To schedule an appointment for the Free Community Shuttle, call 304-799- 6337 and press “1.” The service began January 3 and will be available every Tuesday from 10 a.m. to 3 p.m. This service is for residents in the vicinity of Marlinton, Riverside and Campbelltown.
Cats and dogs are susceptible to frostbite and hypothermia just like people. Long-haired and thick-coated dog breeds, such as huskies, are more tolerant of cold weather. But, no pet should be left outside for long periods of time in below-freezing temperatures. Just like people, pets’ cold tolerance can vary based on their coat, body fat, and general health. Arthritic and elderly pets may have more difficulty tolerating the cold. Be aware during cold weather and adjust accordingly.
Animal and Fowl Ordinance, Section 3-104 addresses cruelty to animals. – a.1.d. Any animal kept outside shall be provided with structurally sound weatherproof enclosure large enough to accommodate the animal. a.1.f. defines abandoned as leaving an animal unattended for more than 12 hours without adequate food, water or shelter. Note: David Watkins is the Town Code Enforcement Officer. During these colder months, he has been assigned the task of monitoring the living conditions of domestic animals kept outdoors.
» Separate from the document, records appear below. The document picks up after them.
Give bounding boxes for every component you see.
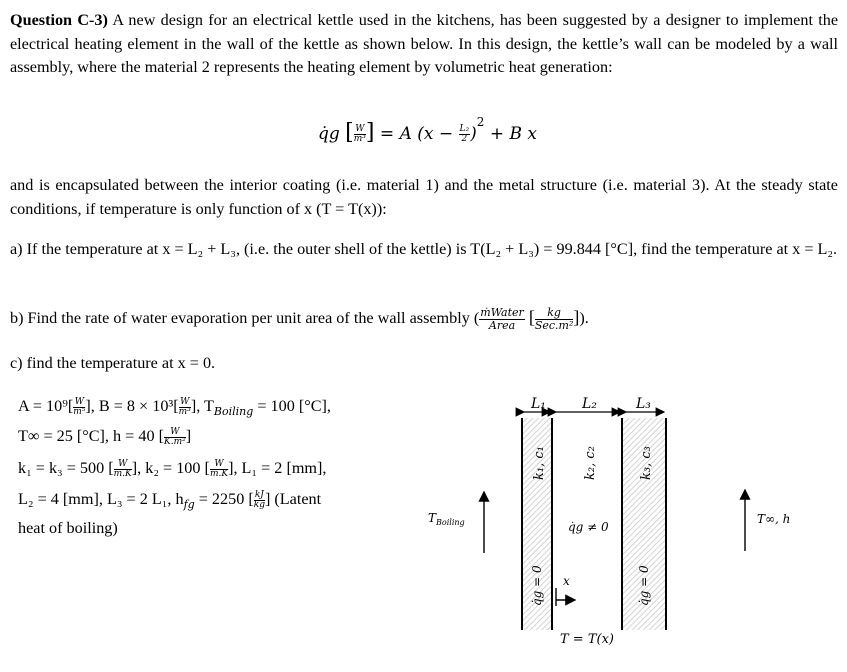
given-h-unit-den: K.m² [163, 436, 186, 447]
question-continuation: and is encapsulated between the interior coating (i.e. material 1) and the metal structure (i.e. material 3). At the steady state conditions, if temperature is only function of x (T = T(x)): [10, 176, 838, 218]
given-A-unit-num: W [74, 396, 84, 407]
given-h-close: ] [185, 427, 192, 445]
heat-generation-equation: q̇g [ $\frac{W}{\text{m³}}$ ] = A (x − $\frac{\text{L₂}}{2}$ )$^2$ + B x [318, 115, 537, 145]
given-Tboiling: ], T [190, 397, 214, 415]
given-Tboiling-sub: Boiling [213, 405, 254, 419]
question-label: Question C-3) [10, 11, 108, 29]
given-L1: ], L₁ = 2 [mm], [228, 459, 327, 477]
given-hfg-unit-num: kJ [254, 489, 264, 500]
part-b-rate-den: Area [488, 319, 516, 332]
given-k2-unit-num: W [210, 460, 228, 470]
part-b-rate-num: ṁWater [480, 306, 524, 319]
question-intro-text: A new design for an electrical kettle used in the kitchens, has been suggested by a designer to implement the electrical heating element in the wall of the kettle as shown below. In this design, the kettle’s wall can be modeled by a wall assembly, where the material 2 represents the heating element by volumetric heat generation: [10, 11, 838, 76]
given-k2: ], k₂ = 100 [ [131, 459, 210, 477]
eq-lhs-unit-den: m³ [353, 134, 366, 144]
given-k1-unit-den: m.K [113, 468, 132, 479]
given-L2-L3-h: L₂ = 4 [mm], L₃ = 2 L₁, h [18, 490, 184, 508]
layer-3-label: k₃, c₃ [639, 446, 654, 480]
part-c: c) find the temperature at x = 0. [10, 354, 216, 372]
eq-rhs-b: + B x [489, 124, 537, 144]
part-b-unit-num: kg [535, 307, 574, 320]
given-Tboiling-value: = 100 [°C], [253, 397, 331, 415]
eq-lhs-symbol: q̇g [318, 124, 340, 144]
L1-label: L₁ [531, 396, 546, 412]
given-k1-k3: k₁ = k₃ = 500 [ [18, 459, 114, 477]
eq-rhs-frac-den: 2 [461, 134, 468, 144]
eq-rhs-frac-num: L₂ [459, 124, 470, 134]
t-inf-h-label: T∞, h [757, 512, 791, 526]
eq-rhs-a: = A (x − [379, 124, 454, 144]
part-b-close: ). [579, 309, 589, 328]
part-a: a) If the temperature at x = L₂ + L₃, (i.e. the outer shell of the kettle) is T(L₂ + L₃) = 99.844 [°C], find the temperature at x = L₂. [10, 240, 838, 258]
given-k1-unit-num: W [114, 460, 132, 470]
eq-rhs-close: ) [470, 124, 477, 144]
eq-lhs-unit-num: W [355, 124, 365, 134]
given-latent: ] (Latent [264, 490, 322, 508]
given-B-unit-num: W [180, 396, 190, 407]
given-k2-unit-den: m.K [209, 468, 229, 479]
L3-label: L₃ [636, 396, 651, 412]
t-boiling-label: $T_{Boiling}$ [428, 511, 465, 527]
given-h-unit-num: W [164, 428, 186, 438]
layer-1-label: k₁, c₁ [532, 446, 547, 480]
given-hfg-sub: fg [183, 498, 195, 512]
part-b-unit-den: Sec.m² [534, 319, 574, 332]
layer-2-label: k₂, c₂ [583, 446, 598, 480]
L2-label: L₂ [582, 396, 597, 412]
eq-rhs-exp: 2 [476, 115, 485, 130]
part-b: b) Find the rate of water evaporation per unit area of the wall assembly ( $\frac{\text{ṁWater}}{\text{Area}}$ [ $\frac{kg}{\text{Sec.m²}}$ ]). [10, 306, 589, 332]
given-A-unit-den: m⁵ [73, 406, 86, 417]
given-A: A = 10⁹[ [18, 397, 74, 415]
given-line-5: heat of boiling) [18, 519, 118, 537]
x-axis-label: x [563, 574, 570, 588]
t-of-x-label: T = T(x) [560, 632, 614, 647]
layer-3-qg-zero: q̇g = 0 [637, 565, 651, 606]
given-hfg-unit-den: kg [253, 499, 265, 510]
given-B: ], B = 8 × 10³[ [85, 397, 179, 415]
given-hfg: = 2250 [ [194, 490, 254, 508]
given-Tinf-h: T∞ = 25 [°C], h = 40 [ [18, 427, 164, 445]
layer-2-qg-nonzero: q̇g ≠ 0 [568, 520, 609, 534]
given-B-unit-den: m³ [178, 406, 191, 417]
layer-1-qg-zero: q̇g = 0 [530, 565, 544, 606]
part-b-text: b) Find the rate of water evaporation per unit area of the wall assembly ( [10, 309, 480, 328]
Owners of animals should give their pets extra care during the colder weather.
FYI – Town of Marlinton Water systems report
Going back 10 years, some water billing cycles indicate the town water plant was at times pumping as much as 20 million gallons of treated water. In August 2010, the billing showed 16,887,900 gallons. Obviously, many factors would have to be more closely considered before any absolute cause and effect could be assigned to these numbers. For instance, the McK Building burned in November 2013. Nevertheless, as of August 2015, the total number of gallons pumped was 13,255,000. In 2016, as finding and repairing water leaks has continued, the numbers keep getting better. The September/October cycle was just under 11 million and the November/December bills going out record 9,500,000 gallons pumped. Thanks to efforts of the town crews, water numbers are going in the right direction. The repairs of small leaks are making a big difference in loss ratio numbers – or the gallons treated and pumped versus what is actually billed to the customer. These gains are good, and we will take all the savings we can find. When the numbers go up again we want it to be because of new growth in business and residents requiring service.
However, the reality is, Marlinton – like many towns – is working with an aging water distribution system. Until we are able to replace more significant portions of the system, we will run the risk of the next leak turning everything around again.
The good news is: Christmas cheer is still running over, and I take this opportunity to wish each of you a Happy New Year.